The American Enterprise Institute reports. (H/T Jay Richards tweet)
A new NBER working paper from Jeffrey Clemens and Michael Wither of the University of California, San Diego, suggests that the 30% increase in the average effective minimum wage over the late 2000s “reduced the national employment-to-population ratio — the share of adults with any kind of job — by 0.7 percentage point” between December 2006 and December 2012.
That works out to 14% of the total working-age decline during that period. Clemens and Wither basically looked at what happened to workers in states that were affected by federal minimum wage hikes versus what happened in states that weren’t. They also adjusted for the differing state-level impact of the Great Recession.
Low-skill workers hurt the most:
Now what’s particularly interesting in what Clemens and Wither found is that the minimum wage hikes made it harder for low-income workers to climb the ladder. From “The Minimum Wage and the Great Recession: Evidence of Effects on the Employment and Income Trajectories of Low-Skilled Workers“:
… we find that binding minimum wage increases had significant, negative effects on the employment and income growth of targeted workers. Lost income reflects contributions from employment declines, increased probabilities of working without pay (i.e., an “internship” effect), and lost wage growth associated with reductions in experience accumulation….

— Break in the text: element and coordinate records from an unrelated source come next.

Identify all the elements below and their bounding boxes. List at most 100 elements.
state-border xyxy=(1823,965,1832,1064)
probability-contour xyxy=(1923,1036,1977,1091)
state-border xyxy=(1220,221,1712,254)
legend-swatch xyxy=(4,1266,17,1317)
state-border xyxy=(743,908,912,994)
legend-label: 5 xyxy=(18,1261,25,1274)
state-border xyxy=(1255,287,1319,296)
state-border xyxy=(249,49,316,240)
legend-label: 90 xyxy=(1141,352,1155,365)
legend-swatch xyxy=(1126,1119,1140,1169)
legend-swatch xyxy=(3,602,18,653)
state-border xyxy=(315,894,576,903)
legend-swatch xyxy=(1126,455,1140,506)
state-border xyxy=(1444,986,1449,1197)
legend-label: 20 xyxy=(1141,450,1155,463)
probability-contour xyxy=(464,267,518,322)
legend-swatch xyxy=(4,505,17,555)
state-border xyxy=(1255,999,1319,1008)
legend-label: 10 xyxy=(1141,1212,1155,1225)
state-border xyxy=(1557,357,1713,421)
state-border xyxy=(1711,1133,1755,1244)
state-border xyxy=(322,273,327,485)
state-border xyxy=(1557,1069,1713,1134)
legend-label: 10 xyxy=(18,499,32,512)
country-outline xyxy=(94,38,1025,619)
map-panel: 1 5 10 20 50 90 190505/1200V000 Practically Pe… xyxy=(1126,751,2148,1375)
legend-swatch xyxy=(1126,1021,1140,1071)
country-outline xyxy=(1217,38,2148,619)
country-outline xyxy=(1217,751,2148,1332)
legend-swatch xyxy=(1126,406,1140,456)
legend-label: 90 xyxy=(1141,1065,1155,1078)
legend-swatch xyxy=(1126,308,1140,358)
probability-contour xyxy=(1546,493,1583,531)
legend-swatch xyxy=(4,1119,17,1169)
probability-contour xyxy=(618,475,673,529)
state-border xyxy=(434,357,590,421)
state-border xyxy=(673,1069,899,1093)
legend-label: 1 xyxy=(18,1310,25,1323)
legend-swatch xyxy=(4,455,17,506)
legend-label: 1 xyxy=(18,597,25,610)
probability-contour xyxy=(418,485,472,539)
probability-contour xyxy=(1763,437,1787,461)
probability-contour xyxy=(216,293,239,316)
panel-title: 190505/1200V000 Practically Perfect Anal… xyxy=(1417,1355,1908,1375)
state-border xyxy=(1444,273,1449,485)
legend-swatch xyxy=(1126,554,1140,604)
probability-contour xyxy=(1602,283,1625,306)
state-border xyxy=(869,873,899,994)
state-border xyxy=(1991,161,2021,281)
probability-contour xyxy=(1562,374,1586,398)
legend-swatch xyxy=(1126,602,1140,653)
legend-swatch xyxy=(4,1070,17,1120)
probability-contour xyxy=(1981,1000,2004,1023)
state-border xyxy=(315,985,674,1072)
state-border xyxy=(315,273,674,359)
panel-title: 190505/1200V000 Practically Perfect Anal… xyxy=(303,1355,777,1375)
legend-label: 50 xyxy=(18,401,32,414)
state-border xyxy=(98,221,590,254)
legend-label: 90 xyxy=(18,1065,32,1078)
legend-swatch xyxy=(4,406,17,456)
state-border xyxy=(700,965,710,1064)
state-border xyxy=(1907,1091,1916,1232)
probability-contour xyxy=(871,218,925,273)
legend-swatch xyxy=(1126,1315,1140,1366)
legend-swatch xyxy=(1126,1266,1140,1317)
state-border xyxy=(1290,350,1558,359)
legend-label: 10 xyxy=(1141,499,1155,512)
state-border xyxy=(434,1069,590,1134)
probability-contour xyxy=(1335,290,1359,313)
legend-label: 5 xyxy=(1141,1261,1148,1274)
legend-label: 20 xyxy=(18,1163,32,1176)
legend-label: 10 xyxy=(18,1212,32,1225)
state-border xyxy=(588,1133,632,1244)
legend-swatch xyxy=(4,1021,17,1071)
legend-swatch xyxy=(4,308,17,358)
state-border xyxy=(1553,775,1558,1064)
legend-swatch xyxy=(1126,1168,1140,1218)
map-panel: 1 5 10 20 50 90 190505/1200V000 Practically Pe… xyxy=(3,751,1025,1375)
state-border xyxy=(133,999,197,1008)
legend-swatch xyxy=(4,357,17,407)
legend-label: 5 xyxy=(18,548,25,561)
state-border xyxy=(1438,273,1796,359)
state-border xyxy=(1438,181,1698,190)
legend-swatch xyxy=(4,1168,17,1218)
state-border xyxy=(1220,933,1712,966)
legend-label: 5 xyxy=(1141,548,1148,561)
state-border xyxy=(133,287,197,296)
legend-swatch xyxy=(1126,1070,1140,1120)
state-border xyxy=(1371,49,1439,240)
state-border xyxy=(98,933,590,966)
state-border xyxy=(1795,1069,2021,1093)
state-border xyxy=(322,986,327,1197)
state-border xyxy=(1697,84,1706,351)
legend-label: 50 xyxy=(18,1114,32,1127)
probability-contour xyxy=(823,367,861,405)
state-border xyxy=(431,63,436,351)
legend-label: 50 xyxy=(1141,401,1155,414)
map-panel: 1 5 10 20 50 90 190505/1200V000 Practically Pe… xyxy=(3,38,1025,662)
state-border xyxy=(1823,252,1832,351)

We also present evidence of the minimum wage’s effects on low-skilled workers’ economic mobility. We find that binding minimum wage increases significantly reduced the likelihood that low-skilled workers rose to what we characterize as lower middle class earnings. This curtailment of transitions into lower middle class earnings began to emerge roughly one year following initial declines in low wage employment. Reductions in upward mobility thus appear to follow reductions in access to opportunities for accumulating work experience.
But this paper is one of several recently that have outlined the negative employment effect of minimum wage hikes. In “More on Recent Evidence on the Effects of Minimum Wages in the United States,” researchers David Neumark, J.M. Ian Salas, William Wascher conclude “the best evidence still points to job loss from minimum wages for very low-skilled workers – in particular, for teens.”
And the nonpartisan Congressional Budget Office find that a $10.10 federal minimum wage option would reduce total employment by about 500,000 workers, or 0.3 percent” in 2016.
So that’s 3 studies from 3 different sources, that all agree that raising the minimum wage will definitely cost jobs. The real minimum wage is, of course, zero. That’s what you get paid when your employer can’t afford to pay you what government tells them to pay you.